Treasury is the cost and finance satellite of the @takk8is open multi-agent ecosystem, delivered as a zero-runtime-dependency NPM library that runs in your process, not someone else's. Composing several frontier models as a coordinated team raises the ceiling, but stacking model calls is where the bill runs away, and unpredictable cost is the loudest complaint against closed orchestration endpoints. Treasury is the CFO of the swarm: it approves or vetoes spend before it happens and optimizes the cache. A cost request is forecast, checked against the budgets you declared, and either authorized or rejected with a typed depletion event, all before a single provider call goes out. You always see the price first.

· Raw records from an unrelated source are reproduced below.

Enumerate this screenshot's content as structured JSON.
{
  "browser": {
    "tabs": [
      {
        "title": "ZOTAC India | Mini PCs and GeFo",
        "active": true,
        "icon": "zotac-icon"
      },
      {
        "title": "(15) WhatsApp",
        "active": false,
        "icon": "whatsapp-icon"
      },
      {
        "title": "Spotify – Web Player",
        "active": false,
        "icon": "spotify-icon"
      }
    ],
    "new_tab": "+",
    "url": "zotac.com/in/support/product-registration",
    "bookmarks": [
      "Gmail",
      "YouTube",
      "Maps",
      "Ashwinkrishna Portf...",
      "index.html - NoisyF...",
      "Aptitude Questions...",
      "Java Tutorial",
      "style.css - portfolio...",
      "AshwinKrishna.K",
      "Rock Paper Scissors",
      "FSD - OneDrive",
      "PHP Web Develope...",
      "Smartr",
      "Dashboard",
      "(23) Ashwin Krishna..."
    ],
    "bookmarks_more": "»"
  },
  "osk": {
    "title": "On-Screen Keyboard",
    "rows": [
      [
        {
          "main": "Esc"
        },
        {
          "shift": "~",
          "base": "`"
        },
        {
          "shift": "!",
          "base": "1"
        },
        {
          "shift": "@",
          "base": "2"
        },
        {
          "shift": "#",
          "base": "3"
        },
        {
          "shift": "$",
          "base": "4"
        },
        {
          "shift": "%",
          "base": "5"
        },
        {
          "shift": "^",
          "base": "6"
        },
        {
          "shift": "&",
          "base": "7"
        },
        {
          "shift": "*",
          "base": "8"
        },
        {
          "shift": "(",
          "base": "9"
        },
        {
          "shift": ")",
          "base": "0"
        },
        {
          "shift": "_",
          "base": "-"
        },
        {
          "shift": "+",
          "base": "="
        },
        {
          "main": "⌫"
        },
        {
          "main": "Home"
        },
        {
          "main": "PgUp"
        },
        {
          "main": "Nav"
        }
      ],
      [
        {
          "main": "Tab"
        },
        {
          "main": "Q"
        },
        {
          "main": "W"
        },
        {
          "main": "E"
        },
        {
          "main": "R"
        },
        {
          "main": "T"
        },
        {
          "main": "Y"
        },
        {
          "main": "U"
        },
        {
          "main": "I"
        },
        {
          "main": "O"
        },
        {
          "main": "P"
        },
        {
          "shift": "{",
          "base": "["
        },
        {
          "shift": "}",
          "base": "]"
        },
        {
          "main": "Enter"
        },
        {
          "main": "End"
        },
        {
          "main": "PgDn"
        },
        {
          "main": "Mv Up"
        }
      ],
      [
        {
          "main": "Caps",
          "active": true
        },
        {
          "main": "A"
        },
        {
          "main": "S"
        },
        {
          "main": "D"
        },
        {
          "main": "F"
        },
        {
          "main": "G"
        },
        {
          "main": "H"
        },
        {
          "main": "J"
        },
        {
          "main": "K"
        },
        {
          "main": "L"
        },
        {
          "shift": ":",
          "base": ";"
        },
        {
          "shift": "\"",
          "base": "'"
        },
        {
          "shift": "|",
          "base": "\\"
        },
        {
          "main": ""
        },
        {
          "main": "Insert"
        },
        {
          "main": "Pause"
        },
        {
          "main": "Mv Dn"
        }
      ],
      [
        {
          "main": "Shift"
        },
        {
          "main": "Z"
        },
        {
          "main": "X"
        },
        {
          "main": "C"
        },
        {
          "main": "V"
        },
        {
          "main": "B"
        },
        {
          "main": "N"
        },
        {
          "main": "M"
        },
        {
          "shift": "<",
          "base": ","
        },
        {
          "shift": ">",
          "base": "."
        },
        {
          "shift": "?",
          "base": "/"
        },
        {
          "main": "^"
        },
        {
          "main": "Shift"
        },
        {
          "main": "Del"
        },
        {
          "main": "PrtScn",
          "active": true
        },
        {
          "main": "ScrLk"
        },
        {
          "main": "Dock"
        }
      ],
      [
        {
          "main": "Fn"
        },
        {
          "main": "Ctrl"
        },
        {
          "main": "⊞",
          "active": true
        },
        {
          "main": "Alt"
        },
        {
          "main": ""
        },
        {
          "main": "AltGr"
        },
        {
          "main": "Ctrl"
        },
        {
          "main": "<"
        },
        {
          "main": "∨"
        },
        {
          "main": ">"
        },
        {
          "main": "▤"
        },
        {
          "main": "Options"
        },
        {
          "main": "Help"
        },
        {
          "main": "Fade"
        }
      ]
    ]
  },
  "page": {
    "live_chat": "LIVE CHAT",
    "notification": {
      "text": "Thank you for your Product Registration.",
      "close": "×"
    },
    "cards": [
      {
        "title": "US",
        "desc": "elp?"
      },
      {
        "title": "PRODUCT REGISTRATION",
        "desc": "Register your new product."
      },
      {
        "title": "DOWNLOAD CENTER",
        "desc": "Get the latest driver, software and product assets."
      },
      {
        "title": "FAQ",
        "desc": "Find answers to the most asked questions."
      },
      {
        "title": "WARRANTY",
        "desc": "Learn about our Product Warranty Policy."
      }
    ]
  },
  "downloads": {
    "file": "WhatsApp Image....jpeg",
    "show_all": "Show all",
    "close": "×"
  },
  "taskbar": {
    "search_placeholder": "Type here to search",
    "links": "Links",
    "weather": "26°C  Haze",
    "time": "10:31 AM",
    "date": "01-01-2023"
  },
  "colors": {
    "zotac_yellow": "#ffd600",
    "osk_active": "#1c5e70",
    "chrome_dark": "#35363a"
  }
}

Core promise: zero required runtime dependencies, a two-line facade over the whole toolkit, hard per-request, per-task, and per-day USD budgets with pre-flight authorization and depletion events, exact-arithmetic cost forecasting with a confidence band and a per-model breakdown, prefix-cache break-even planning across sixteen provider profiles with nine explicit cache-kill rules and a guarantee that Treasury never recommends an unprofitable cache write, cheapest-first cascade routing with expected, best, and worst-case cost, deterministic money as integer micro-USD so sums never drift, a node-free and network-free core that runs in Node, edge runtimes, and the browser, ESM plus CJS dual distribution, and an MCP tool adapter that exposes forecasting, budgeting, and caching to any tool-calling host.
Why Treasury
Governing the cost of a fleet of black-box models is a control problem, not a routing problem. You want a hard, predictable ceiling on spend and an honest forecast of what an arrangement will cost, without handing your finances to a vendor in the middle of every call. The reflexive answer, a closed orchestrator, fails on exactly this axis: it is priced at the ceiling of the pool it orchestrates, its cost is unpredictable, it is a black box with no self-hosting, and it may be unavailable in your region. Treasury uses the correct primitive: a deterministic accounting layer that prices an arrangement up front, enforces budgets you set, and optimizes caching, over a pool you own, on infrastructure you control.
What sets it apart from a closed orchestration endpoint:
- Predictable, not surprising. Treasury forecasts the exact dollar cost of an arrangement before any model is called, with a per-model breakdown and a confidence band, so cost is a decision you make up front, not a line on an invoice.
- Controllable, not open-ended. Hard per-request, per-task, and per-day USD budgets with pre-flight authorization and a typed depletion event when a scope is exhausted. Nothing that would breach a budget is ever authorized.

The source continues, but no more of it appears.